When the owner of a wastewater treatment plant (WWTP) first hatches the idea of the project, there are many things to consider: tender application, site selection, process selection and design, physical layout of the plant, hiring a construction contractor, and starting up the plant and beginning regular operation. Each of these steps in taking the complete wastewater management process from an idea to a functioning plant is critical and demands expert guidance. If the plant owner has prior experience in wastewater treatment, they may themselves be the source of some of that expertise.

Many of the steps overlap and impinge on each other. For example, each of the first four in the list must be considered together since the choices made in one become considerations for the others.

This article will look at these steps and the interlocking effects that each decision and execution have on the other considerations.

Tender Application and Site Selection

The starting point of a WWTP project depends on the type of entity involved and the type of contract arrangement to be made with the engineering, construction and operating companies you plan to use. As a private operator, you may need to apply for a tender from the government where you plan the project. This site offers information on how to make this application for a plant anywhere in the world.

There may be several possible choices for the WWTP location in some municipalities. In others, there may be little choice of land available, and of some of the other factors we’ll discuss.

One of the most critical factors in this selection is the ease of getting the feedwater to the treatment site. Usually the lowest elevation relative to the feedwater sources is the most desirable since that reduces the need for pumps. Ease of discharge into the intended river, lake, etc., is an additional element to consider. Depending on the topography and area covered by a community, costs can sometimes be reduced by using several  plants, simplifying the sewage network.

Other considerations are the space available and the amount of excavation required to make the site suitable for a WWTP. As we’ll see further on, process choice impacts these factors.

Process Selection and Design

The choice of the wastewater treatment process to be employed in the wastewater management system is a major step in getting to the finish line. 

The process selection depends on the character of the feedwater, the plant space available, and the environmental sensitivity of the discharge area. Some processes are easier than others to expand for future requirements, which should also be considered. Sometimes earlier feasibility studies have determined the process technology to be used, and that’s specified in the tender.

Now, as we consider the design process, the interaction of the steps in this process gets complex.

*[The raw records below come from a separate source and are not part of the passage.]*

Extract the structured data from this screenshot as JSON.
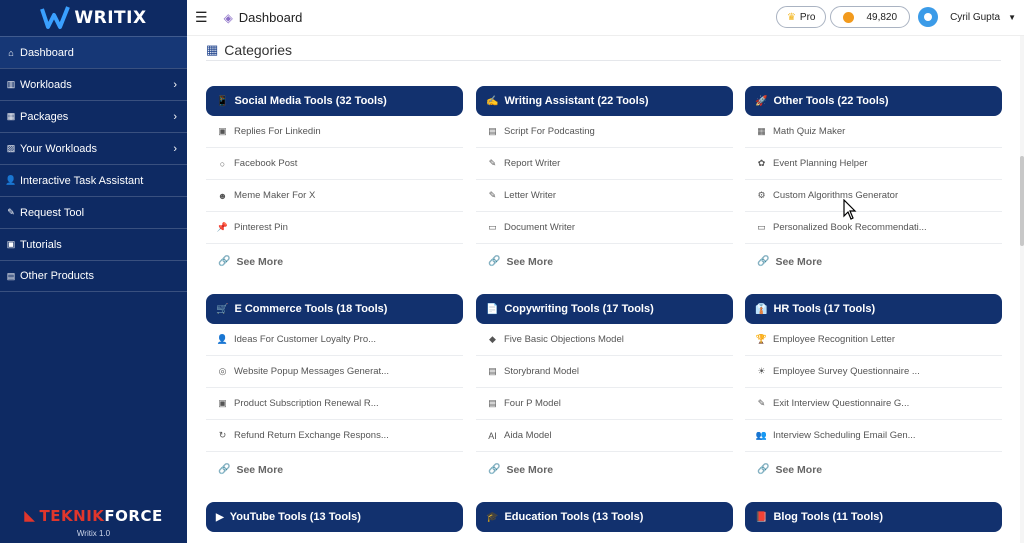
{
  "app": {
    "logo_text": "WRITIX"
  },
  "sidebar": {
    "items": [
      {
        "label": "Dashboard",
        "icon": "home-icon",
        "arrow": ""
      },
      {
        "label": "Workloads",
        "icon": "workloads-icon",
        "arrow": "›"
      },
      {
        "label": "Packages",
        "icon": "packages-icon",
        "arrow": "›"
      },
      {
        "label": "Your Workloads",
        "icon": "your-workloads-icon",
        "arrow": "›"
      },
      {
        "label": "Interactive Task Assistant",
        "icon": "assistant-icon",
        "arrow": ""
      },
      {
        "label": "Request Tool",
        "icon": "request-tool-icon",
        "arrow": ""
      },
      {
        "label": "Tutorials",
        "icon": "tutorials-icon",
        "arrow": ""
      },
      {
        "label": "Other Products",
        "icon": "other-products-icon",
        "arrow": ""
      }
    ],
    "brand_prefix": "TEKNIK",
    "brand_suffix": "FORCE",
    "version": "Writix 1.0"
  },
  "topbar": {
    "title": "Dashboard",
    "pro_label": "Pro",
    "credits": "49,820",
    "user_name": "Cyril Gupta"
  },
  "main": {
    "section_title": "Categories",
    "see_more": "See More",
    "cards": [
      {
        "title": "Social Media Tools (32 Tools)",
        "icon": "📱",
        "items": [
          {
            "label": "Replies For Linkedin",
            "icon": "▣"
          },
          {
            "label": "Facebook Post",
            "icon": "○"
          },
          {
            "label": "Meme Maker For X",
            "icon": "☻"
          },
          {
            "label": "Pinterest Pin",
            "icon": "📌"
          }
        ]
      },
      {
        "title": "Writing Assistant (22 Tools)",
        "icon": "✍",
        "items": [
          {
            "label": "Script For Podcasting",
            "icon": "▤"
          },
          {
            "label": "Report Writer",
            "icon": "✎"
          },
          {
            "label": "Letter Writer",
            "icon": "✎"
          },
          {
            "label": "Document Writer",
            "icon": "▭"
          }
        ]
      },
      {
        "title": "Other Tools (22 Tools)",
        "icon": "🚀",
        "items": [
          {
            "label": "Math Quiz Maker",
            "icon": "▦"
          },
          {
            "label": "Event Planning Helper",
            "icon": "✿"
          },
          {
            "label": "Custom Algorithms Generator",
            "icon": "⚙"
          },
          {
            "label": "Personalized Book Recommendati...",
            "icon": "▭"
          }
        ]
      },
      {
        "title": "E Commerce Tools (18 Tools)",
        "icon": "🛒",
        "items": [
          {
            "label": "Ideas For Customer Loyalty Pro...",
            "icon": "👤"
          },
          {
            "label": "Website Popup Messages Generat...",
            "icon": "◎"
          },
          {
            "label": "Product Subscription Renewal R...",
            "icon": "▣"
          },
          {
            "label": "Refund Return Exchange Respons...",
            "icon": "↻"
          }
        ]
      },
      {
        "title": "Copywriting Tools (17 Tools)",
        "icon": "📄",
        "items": [
          {
            "label": "Five Basic Objections Model",
            "icon": "◆"
          },
          {
            "label": "Storybrand Model",
            "icon": "▤"
          },
          {
            "label": "Four P Model",
            "icon": "▤"
          },
          {
            "label": "Aida Model",
            "icon": "AI"
          }
        ]
      },
      {
        "title": "HR Tools (17 Tools)",
        "icon": "👔",
        "items": [
          {
            "label": "Employee Recognition Letter",
            "icon": "🏆"
          },
          {
            "label": "Employee Survey Questionnaire ...",
            "icon": "☀"
          },
          {
            "label": "Exit Interview Questionnaire G...",
            "icon": "✎"
          },
          {
            "label": "Interview Scheduling Email Gen...",
            "icon": "👥"
          }
        ]
      },
      {
        "title": "YouTube Tools (13 Tools)",
        "icon": "▶",
        "items": []
      },
      {
        "title": "Education Tools (13 Tools)",
        "icon": "🎓",
        "items": []
      },
      {
        "title": "Blog Tools (11 Tools)",
        "icon": "📕",
        "items": []
      }
    ]
  }
}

Wastewater management design can take up to several weeks or months, working with traditional engineering teams. For many years, this was the norm. Engineers would laboriously perform manually all the complex calculations required to produce a process design. Then, if the client wanted to consider a different process, much of the work would have to be duplicated. In an industry where tomorrow is usually not soon enough, this engineering work and the resulting delay would be painful for all involved.

Over the last decade, Transcend Water, a leading wastewater management design firm, has developed the Transcend Design Generator to automate 90 percent of the preliminary design process, greatly compressing the time from concept to construction of WWTPs.

Construction and Operation of the Wastewater Management System

Once the process and physical design of the plant are completed, construction can begin. If you haven’t selected a construction contractor earlier in your process, your designer should be able to help you with that selection. It’s actually best to have the contractor work with the designer to exchange ideas and ensure the contractor is following the design.

The same applies for hiring operators to put the plant into operation. This may be done with a contractor who manages the entire operation, or with individuals directly responsible to the owner of the plant. Either way, the sooner the operators can be in communication with the designer and the constructor, the better they will operate the plant as the designer and constructor intend. 

As we mentioned at the outset, the steps in taking a WWTP project from conception to operation should be all interconnected. When you have selected the site for your plant, the best plan is to get all the players involved as soon as possible. The designer is often the best choice for coordinating all these activities.